Le voyage est une recherche de soi, mais aussi un refus de la monotonie de la vie quotidienne. L’errance exprime entre autres l’appréciation de l’instant présent, ce qui n’est pas sans rappeler le stoïcisme du poète Horace lorsqu’il écrit « carpe diem (quam minimum credula postero) ». La portée subversive de l’improvisation liée à l’errance met en relief une non-conformité sociale, un esprit d’insubordination.

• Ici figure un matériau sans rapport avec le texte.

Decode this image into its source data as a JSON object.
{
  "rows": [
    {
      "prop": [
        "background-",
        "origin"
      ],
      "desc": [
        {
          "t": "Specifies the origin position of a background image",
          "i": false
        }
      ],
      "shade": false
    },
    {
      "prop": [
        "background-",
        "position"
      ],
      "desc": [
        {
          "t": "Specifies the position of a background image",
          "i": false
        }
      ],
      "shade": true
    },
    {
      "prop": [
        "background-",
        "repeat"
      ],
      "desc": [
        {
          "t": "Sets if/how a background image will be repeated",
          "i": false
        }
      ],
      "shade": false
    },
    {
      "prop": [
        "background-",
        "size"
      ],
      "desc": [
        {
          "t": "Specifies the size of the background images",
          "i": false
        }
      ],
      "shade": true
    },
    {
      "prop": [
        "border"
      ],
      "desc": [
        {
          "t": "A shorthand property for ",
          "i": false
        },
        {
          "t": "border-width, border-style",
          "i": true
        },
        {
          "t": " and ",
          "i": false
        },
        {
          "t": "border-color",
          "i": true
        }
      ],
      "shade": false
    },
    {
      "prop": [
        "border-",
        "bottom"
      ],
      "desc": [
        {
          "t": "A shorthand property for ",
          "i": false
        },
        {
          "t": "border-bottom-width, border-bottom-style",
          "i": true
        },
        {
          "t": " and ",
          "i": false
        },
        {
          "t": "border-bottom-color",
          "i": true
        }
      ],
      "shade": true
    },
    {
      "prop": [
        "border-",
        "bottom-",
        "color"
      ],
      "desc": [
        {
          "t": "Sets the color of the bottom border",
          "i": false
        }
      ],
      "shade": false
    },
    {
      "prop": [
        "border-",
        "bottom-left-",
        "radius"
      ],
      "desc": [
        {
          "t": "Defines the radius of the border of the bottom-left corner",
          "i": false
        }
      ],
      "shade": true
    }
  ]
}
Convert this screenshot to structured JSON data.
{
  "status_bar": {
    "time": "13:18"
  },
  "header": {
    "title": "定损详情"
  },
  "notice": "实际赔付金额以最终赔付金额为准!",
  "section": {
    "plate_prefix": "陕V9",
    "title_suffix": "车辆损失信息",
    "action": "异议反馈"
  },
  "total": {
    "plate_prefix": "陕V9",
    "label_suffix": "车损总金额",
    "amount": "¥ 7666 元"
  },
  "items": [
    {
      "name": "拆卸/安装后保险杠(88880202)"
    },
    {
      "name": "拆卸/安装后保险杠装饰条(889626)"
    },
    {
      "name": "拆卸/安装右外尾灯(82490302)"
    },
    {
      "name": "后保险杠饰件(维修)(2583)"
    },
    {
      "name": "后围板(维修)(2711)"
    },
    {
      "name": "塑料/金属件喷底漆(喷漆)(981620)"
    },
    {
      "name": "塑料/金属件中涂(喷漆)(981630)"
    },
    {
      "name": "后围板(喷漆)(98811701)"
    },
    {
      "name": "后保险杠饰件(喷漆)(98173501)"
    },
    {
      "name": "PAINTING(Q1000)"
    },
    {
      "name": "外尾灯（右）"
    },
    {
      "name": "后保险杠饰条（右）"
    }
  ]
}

Une citation de Jack London (La Route, 1907, 69) semble s’ajuster à cette recherche continue de nouveauté :

« Le plus grand charme de la vie de vagabond est, peut-être, l’absence de monotonie. […] Le vagabond ne sait jamais ce qui va se produire à l’instant suivant : voilà pourquoi il ne songe qu’au moment présent. Ayant appris la futilité de l’effort suivi, il savoure la joie de se laisser entraîner aux caprices du hasard. »

Le « désir de l’ailleurs » (Maffesoli, 1988, 27) – géographique ou imaginaire – correspond aussi à l’envie de prendre des risques et de jouer avec la mort car « la joie de naviguer est toujours menacée par la peur de “sombrer” » (Durand, 1969, 286). Le Portugal est un pays dont l’imaginaire collectif reflète ce lien intense entre la mort et le voyage car l’errance marque une des époques historiques des plus importantes, à savoir l’expansion maritime. Michel Maffesoli a fait ce rapprochement auparavant (Maffesoli, 1997, 48-51), toutefois il nous semble pertinent de nous pencher un peu sur le sujet.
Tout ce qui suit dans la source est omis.